Frankenstein (Mary Shelley)

 

¿Qué se puede decir de Frankenstein que no se haya dicho ya? Efectivamente: nada. Pero una novela tan trascendental en la historia de la literatura tenía que estar presente en ARÁCNIDOS Y VISIGODOS, y su momento ha llegado. Su autora fue Mary Shelley, nacida Wollstonecraft, (1797-1851) que empezó a fraguarla en la Villa Diorati de Ginebra, a pies del lago Lemán, durante el extraño y lluvioso verano de 1816, el año sin verano por la gracia del volcán Tambora.

La inspiración para una obra tan revolucionaria le llegó a la joven Shelley, que por entonces apenas tenía dieciocho años, fruto de una pesadilla y espoleada por el concurso que organizó Lord Byron para entretener las largas tardes del verano, en el que retó a todos los que se alojaban en la Villa (John Polidori, Percy B. Shelly y su joven esposa Mary) a escribir una historia de terror. De hay salieron dos narraciones: El vampiro, de Polidori, y la que nos ocupa.

En su momento se publicó de forma anónima y cuando después se supo que su autora era una mujer y, encima, tan joven, muchos no lo creyeron y pensaron que quien estaba realmente detrás era su marido Percy, por entonces un poeta con cierto reconocimiento. Y es cierto que éste tuvo mucho que ver con la publicación de la novela e incluso reescribió algunos pasajes, pero es indudable que la autoría es de Mary Shelley.

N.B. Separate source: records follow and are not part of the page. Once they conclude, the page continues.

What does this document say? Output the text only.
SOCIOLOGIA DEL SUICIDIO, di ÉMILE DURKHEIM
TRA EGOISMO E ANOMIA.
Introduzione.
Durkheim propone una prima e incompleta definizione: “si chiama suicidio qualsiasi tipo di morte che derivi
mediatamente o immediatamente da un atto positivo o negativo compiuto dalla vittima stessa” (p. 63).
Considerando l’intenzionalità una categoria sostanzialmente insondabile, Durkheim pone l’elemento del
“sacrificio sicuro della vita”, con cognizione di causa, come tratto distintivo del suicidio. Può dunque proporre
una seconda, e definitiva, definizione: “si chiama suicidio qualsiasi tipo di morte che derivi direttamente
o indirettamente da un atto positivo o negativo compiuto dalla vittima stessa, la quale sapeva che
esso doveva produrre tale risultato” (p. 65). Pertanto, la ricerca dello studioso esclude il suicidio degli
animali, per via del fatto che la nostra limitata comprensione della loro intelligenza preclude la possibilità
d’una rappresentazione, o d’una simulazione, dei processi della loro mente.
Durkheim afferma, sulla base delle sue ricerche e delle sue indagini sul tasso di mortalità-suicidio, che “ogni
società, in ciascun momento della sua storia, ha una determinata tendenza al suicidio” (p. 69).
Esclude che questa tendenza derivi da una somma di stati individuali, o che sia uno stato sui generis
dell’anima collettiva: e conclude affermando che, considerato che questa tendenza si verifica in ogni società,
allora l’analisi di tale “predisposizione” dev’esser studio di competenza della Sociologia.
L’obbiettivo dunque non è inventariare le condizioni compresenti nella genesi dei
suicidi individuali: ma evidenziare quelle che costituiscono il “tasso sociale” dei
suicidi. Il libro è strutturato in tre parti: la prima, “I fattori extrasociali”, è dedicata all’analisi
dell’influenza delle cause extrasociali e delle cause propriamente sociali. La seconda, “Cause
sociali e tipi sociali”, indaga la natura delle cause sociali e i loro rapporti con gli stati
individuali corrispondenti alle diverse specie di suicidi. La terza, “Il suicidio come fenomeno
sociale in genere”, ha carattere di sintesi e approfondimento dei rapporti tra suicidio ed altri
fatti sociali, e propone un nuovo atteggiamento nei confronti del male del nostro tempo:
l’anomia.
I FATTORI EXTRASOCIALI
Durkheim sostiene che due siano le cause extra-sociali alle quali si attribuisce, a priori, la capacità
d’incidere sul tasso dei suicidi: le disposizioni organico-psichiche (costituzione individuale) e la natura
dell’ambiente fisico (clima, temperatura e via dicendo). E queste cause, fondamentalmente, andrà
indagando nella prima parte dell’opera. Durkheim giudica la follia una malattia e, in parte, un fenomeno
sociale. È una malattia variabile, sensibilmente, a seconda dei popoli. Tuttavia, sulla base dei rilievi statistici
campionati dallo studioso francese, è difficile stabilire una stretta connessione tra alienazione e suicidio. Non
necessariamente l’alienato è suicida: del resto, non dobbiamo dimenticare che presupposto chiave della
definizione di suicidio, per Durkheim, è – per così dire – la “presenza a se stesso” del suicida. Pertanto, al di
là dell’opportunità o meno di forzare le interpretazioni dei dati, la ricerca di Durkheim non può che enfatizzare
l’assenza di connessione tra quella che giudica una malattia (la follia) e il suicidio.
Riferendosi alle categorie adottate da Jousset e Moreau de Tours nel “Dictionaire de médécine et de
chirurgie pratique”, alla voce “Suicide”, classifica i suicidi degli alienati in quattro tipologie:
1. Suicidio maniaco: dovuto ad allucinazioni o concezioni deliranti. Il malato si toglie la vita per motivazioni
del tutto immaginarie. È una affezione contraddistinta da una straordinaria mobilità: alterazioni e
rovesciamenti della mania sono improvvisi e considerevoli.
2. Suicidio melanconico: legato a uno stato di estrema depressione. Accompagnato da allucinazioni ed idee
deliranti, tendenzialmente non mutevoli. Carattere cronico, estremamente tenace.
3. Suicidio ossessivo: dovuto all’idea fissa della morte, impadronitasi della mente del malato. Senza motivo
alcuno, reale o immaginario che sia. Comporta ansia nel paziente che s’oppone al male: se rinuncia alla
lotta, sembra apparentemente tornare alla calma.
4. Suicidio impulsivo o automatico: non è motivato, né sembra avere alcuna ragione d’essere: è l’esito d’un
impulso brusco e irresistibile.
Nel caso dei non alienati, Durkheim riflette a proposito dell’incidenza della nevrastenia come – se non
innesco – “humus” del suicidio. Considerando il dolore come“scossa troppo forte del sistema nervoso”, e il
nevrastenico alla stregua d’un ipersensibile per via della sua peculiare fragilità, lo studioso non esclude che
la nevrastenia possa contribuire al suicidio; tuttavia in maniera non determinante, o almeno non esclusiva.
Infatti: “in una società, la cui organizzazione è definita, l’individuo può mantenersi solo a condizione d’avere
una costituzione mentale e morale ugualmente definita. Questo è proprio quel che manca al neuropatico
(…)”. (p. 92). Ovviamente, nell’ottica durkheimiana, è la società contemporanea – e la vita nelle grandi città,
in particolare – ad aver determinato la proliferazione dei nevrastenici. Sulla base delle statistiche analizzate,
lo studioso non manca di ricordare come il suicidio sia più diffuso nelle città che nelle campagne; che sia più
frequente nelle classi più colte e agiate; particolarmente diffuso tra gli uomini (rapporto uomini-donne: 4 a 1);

Ya durante el siglo XIX fue objeto de adaptaciones teatrales, y hoy en día, por desgracia, no se conoce tanto la novela como las películas que se han basado en ella y que, en general, han trasmitido la idea de que el monstruo creado por el doctor Frankenstein era un tipo rudo y torpe, cuando la realidad (y por realidad me refiero a lo que plasmó Shelley sobre el papel) es que se trata de un tipo atlético, con cualidades casi de superhéroe y que lee a Plutarco y Goethe.

Cuando, ya anciana, la propia Shelly explicaba su obra, afirmó que el tema de la misma era el de las consecuencias de desafiar a Dios: Dios castiga a Victor Frankenstein por haber pretendido emularlo. Pero, en realidad, la novela es más compleja, y lo que plantea tiene mucho que ver con las inquietudes ilustradas de una sociedad en la que se están produciendo multitud de avances científicos,  que ve cómo el mundo se está trasformando vertiginosamente, y empieza a surgir la idea de que la ciencia mal llevada puede llegar a producir monstruos reales o metafóricos. Los lectores actuales de Frankenstein suelen seguir interpretándola de este modo, como un castigo no de Dios, sino de la ciencia por intentar desafiarla.

 En cualquier caso, te invito que resetees el cerebro, que te olvides de las películas, que borres de tu mente a Boris Karloff y te sumerjas en una novela que ofrece mucha materia para pensar y muchos motivos para disfrutarla.